The Best Sermon
- by Charles Spurgeon
A young English preached a message before a renounced pastor of many years. Upon
finishing his sermon, the young man went to the old pastor to ask how he had done:
"What do you think of my sermon, sir?" he asked.
"A very poor sermon indeed," he said.
"A poor sermon!" said the young man, "it took me a long time to study it."
"Ah, no doubt of it." the old pastor replied.
"Why, then, do you say it was poor; did you not think my explanation of the text
to be accurate?"
"Oh yes," said the old preacher, "very correct indeed."
"Well, then, why do you say it is a poor sermon? Didn't you think the metaphors
were appropriate, and the arguments conclusive?"
"Yes, they were very good, as far as that goes, but still it was a very poor sermon."
"Will you tell me why you think it a poor sermon?"
"Because," he said, "THERE WAS NO CHRIST IN IT."
"Well," said the young man, "Christ was not in the text; we are not to be preaching
Christ always, we must preach what is in the text."

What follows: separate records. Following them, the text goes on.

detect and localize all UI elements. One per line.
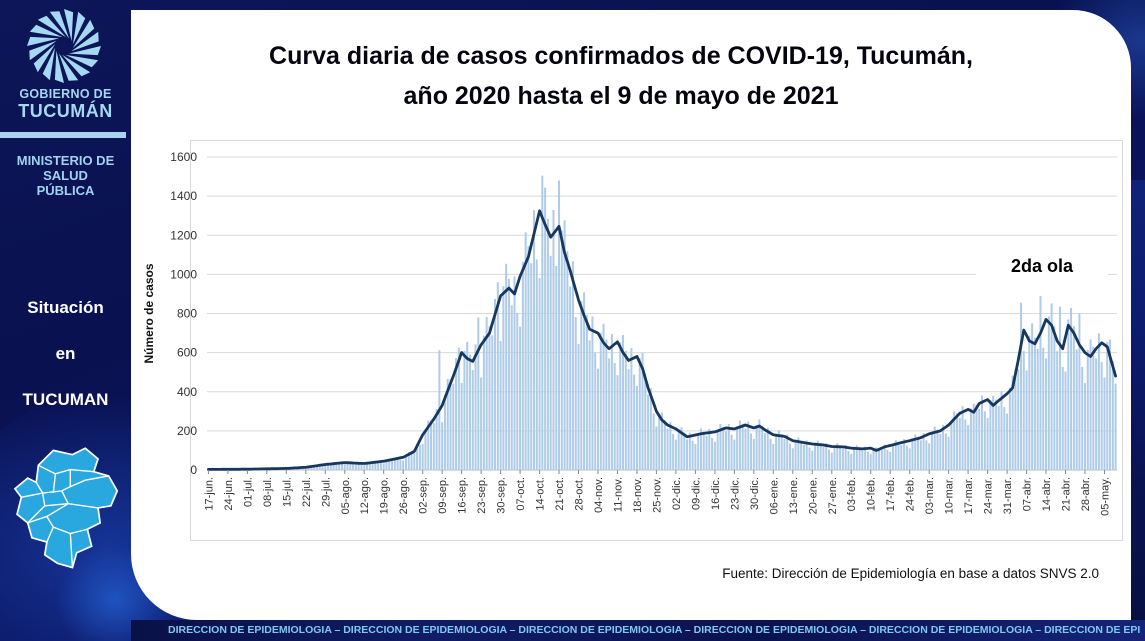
situacion-line2: en — [55, 344, 76, 363]
ministerio-line1: MINISTERIO DE — [16, 153, 115, 168]
svg-text:30-sep.: 30-sep. — [496, 477, 508, 514]
svg-text:29-jul.: 29-jul. — [320, 477, 332, 507]
footer-marquee: DIRECCION DE EPIDEMIOLOGIA – DIRECCION D… — [131, 620, 1145, 641]
svg-text:17-mar.: 17-mar. — [963, 477, 975, 514]
svg-text:06-ene.: 06-ene. — [768, 477, 780, 514]
page-title-line2: año 2020 hasta el 9 de mayo de 2021 — [403, 82, 839, 110]
ministerio-line3: PÚBLICA — [36, 183, 95, 198]
second-wave-annotation: 2da ola — [976, 256, 1108, 277]
svg-text:04-nov.: 04-nov. — [593, 477, 605, 513]
svg-text:16-sep.: 16-sep. — [457, 477, 469, 514]
svg-text:1200: 1200 — [170, 228, 197, 242]
svg-text:02-sep.: 02-sep. — [418, 477, 430, 514]
svg-text:05-ago.: 05-ago. — [340, 477, 352, 514]
svg-text:10-mar.: 10-mar. — [944, 477, 956, 514]
svg-text:19-ago.: 19-ago. — [379, 477, 391, 514]
svg-text:16-dic.: 16-dic. — [710, 477, 722, 510]
svg-text:Número de casos: Número de casos — [142, 263, 156, 363]
svg-text:03-feb.: 03-feb. — [846, 477, 858, 511]
tucuman-province-map — [6, 444, 124, 574]
svg-text:21-oct.: 21-oct. — [554, 477, 566, 511]
svg-text:12-ago.: 12-ago. — [359, 477, 371, 514]
svg-text:01-jul.: 01-jul. — [242, 477, 254, 507]
svg-text:03-mar.: 03-mar. — [924, 477, 936, 514]
svg-text:1000: 1000 — [170, 267, 197, 281]
svg-text:200: 200 — [177, 424, 197, 438]
svg-text:24-mar.: 24-mar. — [983, 477, 995, 514]
svg-text:07-abr.: 07-abr. — [1022, 477, 1034, 511]
svg-text:22-jul.: 22-jul. — [301, 477, 313, 507]
svg-text:20-ene.: 20-ene. — [807, 477, 819, 514]
svg-text:17-jun.: 17-jun. — [203, 477, 215, 511]
situacion-line1: Situación — [27, 298, 104, 317]
svg-text:21-abr.: 21-abr. — [1061, 477, 1073, 511]
gobierno-label: GOBIERNO DE — [19, 87, 112, 101]
svg-text:24-feb.: 24-feb. — [905, 477, 917, 511]
svg-text:15-jul.: 15-jul. — [281, 477, 293, 507]
svg-text:1600: 1600 — [170, 150, 197, 164]
svg-text:02-dic.: 02-dic. — [671, 477, 683, 510]
situacion-line3: TUCUMAN — [22, 390, 109, 409]
government-pinwheel-logo-icon — [24, 6, 104, 86]
svg-text:11-nov.: 11-nov. — [613, 477, 625, 512]
ministerio-label: MINISTERIO DE SALUD PÚBLICA — [0, 153, 131, 198]
sidebar-divider — [0, 132, 126, 138]
svg-text:800: 800 — [177, 307, 197, 321]
svg-text:07-oct.: 07-oct. — [515, 477, 527, 511]
svg-text:18-nov.: 18-nov. — [632, 477, 644, 513]
source-caption: Fuente: Dirección de Epidemiología en ba… — [722, 566, 1099, 581]
ministerio-line2: SALUD — [43, 168, 88, 183]
svg-text:0: 0 — [190, 463, 197, 477]
svg-text:05-may.: 05-may. — [1100, 477, 1112, 516]
page-title-line1: Curva diaria de casos confirmados de COV… — [269, 42, 973, 70]
svg-text:400: 400 — [177, 385, 197, 399]
svg-text:1400: 1400 — [170, 189, 197, 203]
covid-daily-cases-chart: 0 200 400 600 800 1000 1200 1400 1600 17-jun. 24-j… — [131, 130, 1131, 560]
svg-text:31-mar.: 31-mar. — [1002, 477, 1014, 514]
svg-text:25-nov.: 25-nov. — [651, 477, 663, 513]
svg-text:23-sep.: 23-sep. — [476, 477, 488, 514]
page-title: Curva diaria de casos confirmados de COV… — [201, 36, 1041, 116]
svg-text:10-feb.: 10-feb. — [866, 477, 878, 511]
svg-text:26-ago.: 26-ago. — [398, 477, 410, 514]
svg-text:27-ene.: 27-ene. — [827, 477, 839, 514]
svg-text:13-ene.: 13-ene. — [788, 477, 800, 514]
svg-text:14-abr.: 14-abr. — [1041, 477, 1053, 511]
svg-text:24-jun.: 24-jun. — [223, 477, 235, 511]
sidebar: GOBIERNO DE TUCUMÁN MINISTERIO DE SALUD … — [0, 0, 131, 641]
svg-text:14-oct.: 14-oct. — [535, 477, 547, 511]
svg-text:09-sep.: 09-sep. — [437, 477, 449, 514]
svg-text:08-jul.: 08-jul. — [262, 477, 274, 507]
tucuman-label: TUCUMÁN — [18, 101, 113, 121]
svg-text:17-feb.: 17-feb. — [885, 477, 897, 511]
svg-text:23-dic.: 23-dic. — [729, 477, 741, 510]
svg-text:30-dic.: 30-dic. — [749, 477, 761, 510]
svg-text:28-abr.: 28-abr. — [1080, 477, 1092, 511]
svg-text:600: 600 — [177, 346, 197, 360]
svg-text:09-dic.: 09-dic. — [690, 477, 702, 510]
svg-text:28-oct.: 28-oct. — [574, 477, 586, 511]
content-card: Curva diaria de casos confirmados de COV… — [131, 10, 1131, 620]
situacion-title: Situación en TUCUMAN — [0, 298, 131, 436]
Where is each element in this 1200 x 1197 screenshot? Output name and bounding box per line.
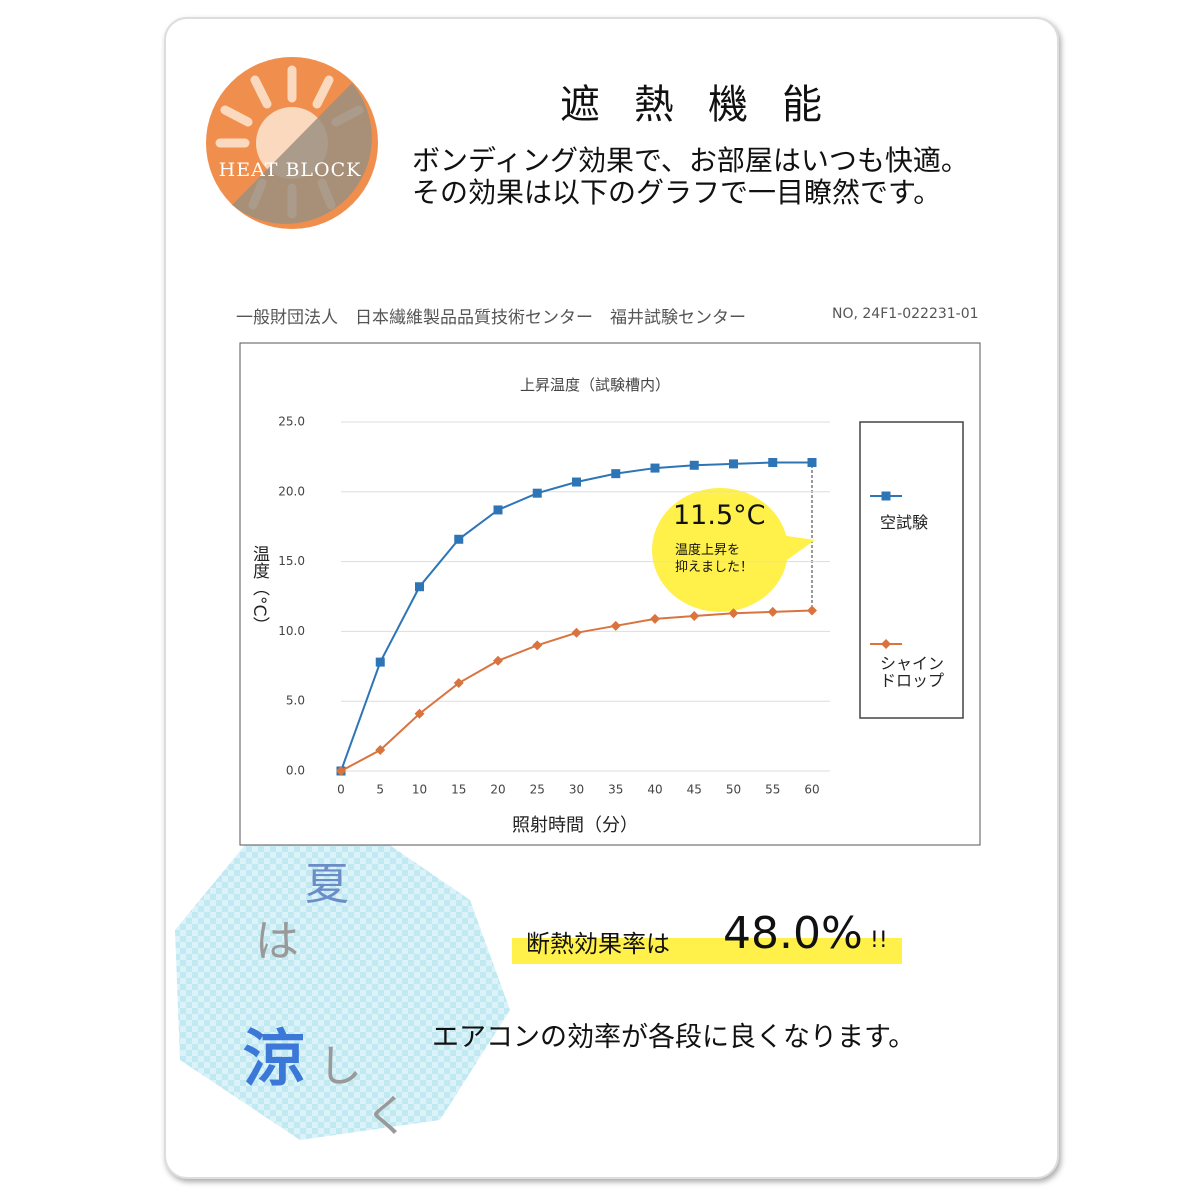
point xyxy=(881,639,891,649)
highlight xyxy=(512,938,902,964)
chart-title: 上昇温度（試験槽内） xyxy=(520,376,671,394)
heat-icon xyxy=(206,57,378,229)
x-tick-label: 15 xyxy=(451,783,466,797)
y-tick-label: 0.0 xyxy=(286,764,305,778)
callout-line: 抑えました！ xyxy=(675,560,754,575)
deco-char: し xyxy=(318,1041,362,1092)
rate: 48.0% xyxy=(723,908,863,959)
rate-label: 断熱効果率は xyxy=(526,930,670,958)
x-tick-label: 25 xyxy=(530,783,545,797)
point xyxy=(414,708,425,719)
deco-char: く xyxy=(365,1091,409,1142)
x-axis-label: 照射時間（分） xyxy=(512,815,638,836)
callout-line: 温度上昇を xyxy=(675,543,741,558)
rate-exclaim: !! xyxy=(870,928,888,953)
callout xyxy=(652,488,788,612)
point xyxy=(375,745,386,756)
point xyxy=(728,608,739,619)
point xyxy=(453,678,464,689)
y-tick-label: 5.0 xyxy=(286,694,305,708)
source-org: 一般財団法人 日本繊維製品品質技術センター 福井試験センター xyxy=(236,308,746,328)
source-number: NO, 24F1-022231-01 xyxy=(832,306,979,322)
point xyxy=(689,611,700,622)
y-tick-label: 20.0 xyxy=(278,484,305,498)
point xyxy=(807,457,817,467)
deco-shape xyxy=(175,835,510,1140)
callout-value: 11.5°C xyxy=(673,500,766,531)
point xyxy=(572,477,581,487)
point xyxy=(768,457,778,467)
x-tick-label: 35 xyxy=(608,783,623,797)
point xyxy=(689,460,699,470)
x-tick-label: 30 xyxy=(569,783,584,797)
point xyxy=(650,463,660,473)
y-tick-label: 10.0 xyxy=(278,624,305,638)
deco-char: は xyxy=(255,916,299,967)
point xyxy=(807,605,817,616)
x-tick-label: 10 xyxy=(412,783,427,797)
point xyxy=(532,488,542,498)
point xyxy=(375,657,385,667)
point xyxy=(767,606,778,617)
x-tick-label: 20 xyxy=(490,783,505,797)
deco-char: 涼 xyxy=(243,1022,306,1095)
x-tick-label: 45 xyxy=(687,783,702,797)
callout-tail xyxy=(780,535,815,565)
y-tick-label: 15.0 xyxy=(278,554,305,568)
point xyxy=(493,655,503,666)
point xyxy=(415,582,424,592)
point xyxy=(881,491,891,501)
y-axis-label: 温度（°C） xyxy=(249,545,269,634)
point xyxy=(611,469,621,479)
deco-char: 夏 xyxy=(305,859,349,910)
subtitle-2: その効果は以下のグラフで一目瞭然です。 xyxy=(412,176,942,209)
x-tick-label: 55 xyxy=(765,783,780,797)
subtitle-1: ボンディング効果で、お部屋はいつも快適。 xyxy=(412,144,969,177)
chart-frame xyxy=(239,342,981,846)
point xyxy=(493,505,503,515)
x-tick-label: 60 xyxy=(804,783,819,797)
point xyxy=(454,534,464,544)
legend-label: シャインドロップ xyxy=(880,654,945,690)
point xyxy=(729,459,738,469)
note: エアコンの効率が各段に良くなります。 xyxy=(432,1022,916,1053)
point xyxy=(571,627,582,638)
x-tick-label: 40 xyxy=(647,783,662,797)
x-tick-label: 50 xyxy=(726,783,741,797)
point xyxy=(610,620,621,631)
x-tick-label: 5 xyxy=(376,783,384,797)
icon-text: HEAT BLOCK xyxy=(218,159,362,181)
point xyxy=(336,766,346,776)
point xyxy=(532,640,543,651)
title: 遮熱機能 xyxy=(560,82,856,128)
y-tick-label: 25.0 xyxy=(278,415,305,429)
legend-label: 空試験 xyxy=(880,513,929,532)
point xyxy=(650,613,660,624)
legend-box xyxy=(859,421,964,719)
x-tick-label: 0 xyxy=(337,783,345,797)
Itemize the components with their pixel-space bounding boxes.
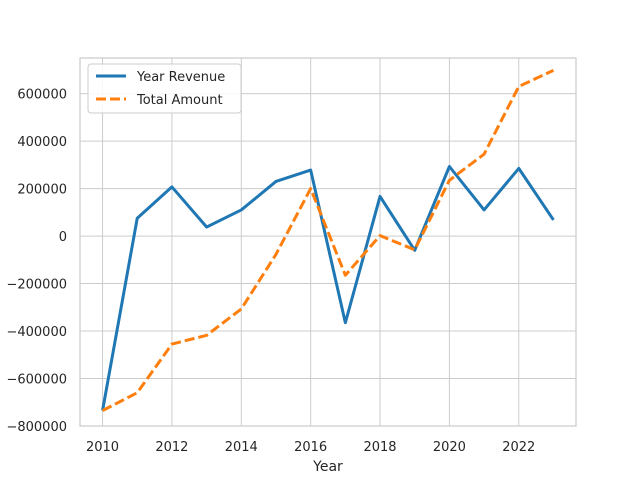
y-tick-label: 0 <box>59 230 67 245</box>
x-tick-label: 2014 <box>225 440 258 455</box>
legend-label-total-amount: Total Amount <box>136 93 223 108</box>
y-tick-label: 400000 <box>17 135 67 150</box>
legend-box <box>87 63 242 114</box>
x-tick-label: 2010 <box>86 440 119 455</box>
y-tick-label: 200000 <box>17 183 67 198</box>
y-tick-label: −200000 <box>6 278 67 293</box>
series-lines <box>101 68 555 412</box>
x-tick-label: 2018 <box>363 440 396 455</box>
plot-frame <box>79 57 577 427</box>
y-tick-label: −800000 <box>6 420 67 435</box>
x-tick-label: 2012 <box>155 440 188 455</box>
y-tick-label: −600000 <box>6 373 67 388</box>
legend: Year Revenue Total Amount <box>87 63 242 114</box>
x-tick-labels: 2010 2012 2014 2016 2018 2020 2022 <box>86 440 535 455</box>
y-tick-label: −400000 <box>6 325 67 340</box>
y-tick-labels: −800000 −600000 −400000 −200000 0 200000 40000… <box>6 88 67 435</box>
y-tick-label: 600000 <box>17 88 67 103</box>
series-line-total-amount <box>101 68 555 412</box>
x-tick-label: 2022 <box>502 440 535 455</box>
series-line-year-revenue <box>101 165 555 411</box>
legend-label-year-revenue: Year Revenue <box>136 70 225 85</box>
grid <box>80 58 576 427</box>
x-axis-title: Year <box>312 459 343 475</box>
x-tick-label: 2020 <box>433 440 466 455</box>
x-tick-label: 2016 <box>294 440 327 455</box>
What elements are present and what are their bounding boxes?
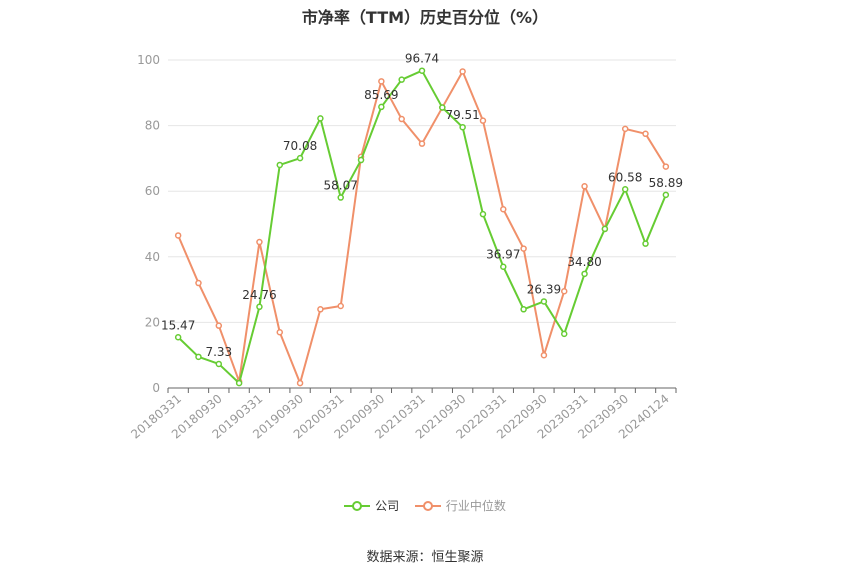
data-label: 24.76 bbox=[242, 288, 276, 302]
data-point-industry bbox=[276, 328, 284, 336]
axis-layer: 0204060801002018033120180930201903312019… bbox=[128, 53, 677, 442]
data-label: 36.97 bbox=[486, 248, 520, 262]
data-label: 15.47 bbox=[161, 318, 195, 332]
legend: 公司 行业中位数 bbox=[0, 497, 850, 515]
data-point-industry bbox=[195, 279, 202, 287]
data-point-industry bbox=[256, 238, 263, 246]
y-tick-label-40: 40 bbox=[145, 250, 160, 264]
data-point-industry bbox=[520, 245, 527, 252]
data-point-company bbox=[520, 306, 527, 313]
data-point-company bbox=[581, 270, 588, 278]
data-point-company bbox=[317, 115, 324, 122]
data-label: 85.69 bbox=[364, 88, 398, 102]
data-point-company bbox=[439, 104, 446, 111]
data-point-company bbox=[195, 353, 202, 361]
data-point-company bbox=[337, 194, 344, 201]
series-layer bbox=[174, 67, 670, 387]
data-point-industry bbox=[560, 287, 568, 295]
data-point-industry bbox=[215, 322, 223, 329]
data-point-company bbox=[276, 161, 284, 169]
data-point-industry bbox=[378, 78, 385, 85]
legend-item-industry[interactable]: 行业中位数 bbox=[414, 497, 506, 514]
data-point-industry bbox=[500, 205, 507, 213]
data-point-company bbox=[378, 103, 385, 111]
data-point-company bbox=[459, 123, 466, 131]
data-point-industry bbox=[174, 232, 182, 239]
y-tick-label-20: 20 bbox=[145, 315, 160, 329]
y-tick-label-80: 80 bbox=[145, 119, 160, 133]
data-label: 70.08 bbox=[283, 139, 317, 153]
data-point-company bbox=[357, 156, 365, 164]
data-point-company bbox=[662, 191, 670, 199]
data-point-industry bbox=[398, 115, 405, 123]
data-point-company bbox=[479, 210, 487, 218]
y-tick-label-60: 60 bbox=[145, 184, 160, 198]
data-label: 7.33 bbox=[205, 345, 232, 359]
data-label: 34.80 bbox=[567, 255, 601, 269]
data-point-company bbox=[174, 334, 182, 341]
data-point-industry bbox=[581, 183, 588, 190]
data-point-company bbox=[215, 360, 223, 368]
y-tick-label-0: 0 bbox=[152, 381, 160, 395]
data-point-company bbox=[256, 303, 263, 311]
data-point-company bbox=[621, 186, 629, 193]
data-label: 79.51 bbox=[445, 108, 479, 122]
y-tick-label-100: 100 bbox=[137, 53, 160, 67]
legend-label-company: 公司 bbox=[375, 499, 400, 513]
data-point-company bbox=[500, 263, 507, 270]
data-point-industry bbox=[296, 379, 304, 387]
series-line-company bbox=[177, 69, 667, 385]
grid-layer bbox=[168, 59, 676, 323]
data-point-company bbox=[540, 298, 548, 305]
data-point-company bbox=[642, 240, 649, 247]
data-point-industry bbox=[642, 130, 649, 138]
legend-line-icon-company bbox=[344, 500, 371, 511]
data-point-industry bbox=[540, 351, 548, 359]
data-label-layer: 15.47 7.33 24.76 70.08 58.07 85.69 96.74 79.51 3… bbox=[161, 52, 683, 359]
data-point-industry bbox=[662, 163, 670, 170]
data-label: 58.07 bbox=[324, 179, 358, 193]
data-point-industry bbox=[317, 306, 324, 313]
legend-line-icon-industry bbox=[414, 500, 441, 511]
data-label: 58.89 bbox=[649, 176, 683, 190]
legend-label-industry: 行业中位数 bbox=[445, 499, 506, 513]
data-point-company bbox=[418, 67, 426, 74]
data-point-industry bbox=[479, 117, 487, 124]
data-point-company bbox=[296, 154, 304, 162]
chart-title: 市净率（TTM）历史百分位（%） bbox=[301, 8, 549, 27]
data-point-company bbox=[601, 225, 609, 233]
data-label: 96.74 bbox=[405, 52, 439, 66]
chart-plot: 0204060801002018033120180930201903312019… bbox=[128, 52, 683, 442]
data-point-company bbox=[235, 379, 243, 387]
data-point-company bbox=[560, 330, 568, 338]
data-point-industry bbox=[621, 125, 629, 133]
legend-item-company[interactable]: 公司 bbox=[344, 497, 399, 514]
data-point-industry bbox=[418, 140, 426, 147]
data-point-industry bbox=[337, 302, 344, 310]
data-point-company bbox=[398, 76, 405, 83]
data-label: 26.39 bbox=[527, 282, 561, 296]
data-point-industry bbox=[459, 68, 466, 75]
data-source: 数据来源：恒生聚源 bbox=[366, 550, 484, 565]
data-label: 60.58 bbox=[608, 170, 642, 184]
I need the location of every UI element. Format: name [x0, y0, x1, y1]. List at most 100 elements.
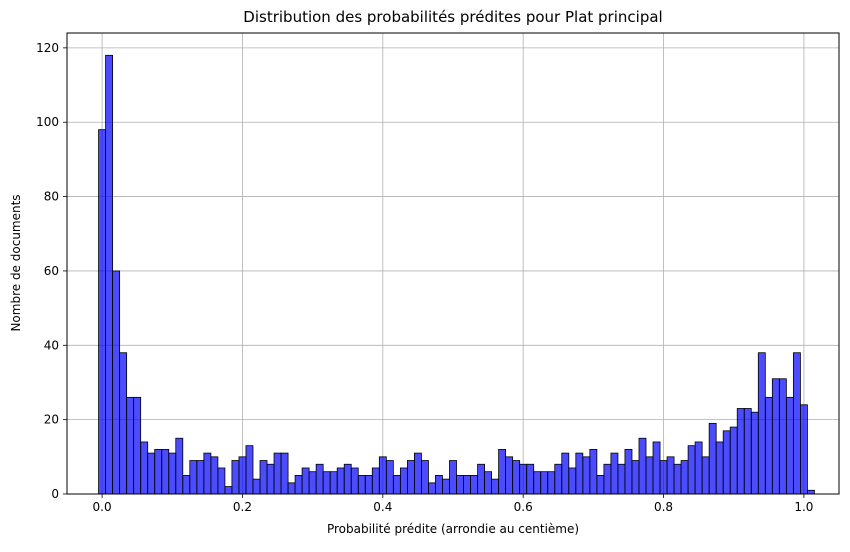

So the old man said, "Don't you know, young man, that from every town, and every
village, and every little hamlet in England, wherever it may be, there is a road
to London?"
"Yes," said the young man.
"Ah!" said the old preacher, "and so from EVERY TEXT in Scripture there is
a road to the metropolis of the Scriptures, that is CHRIST. And, my dear
brother, your business is, when you get to a text, to say, 'Now, what is the road
to Christ?' and then preach a sermon, running along the road towards the great metropolis
- Christ. And," he added, "I have never yet found a text that had no such road.
A sermon is not fit for anything unless Christ in it."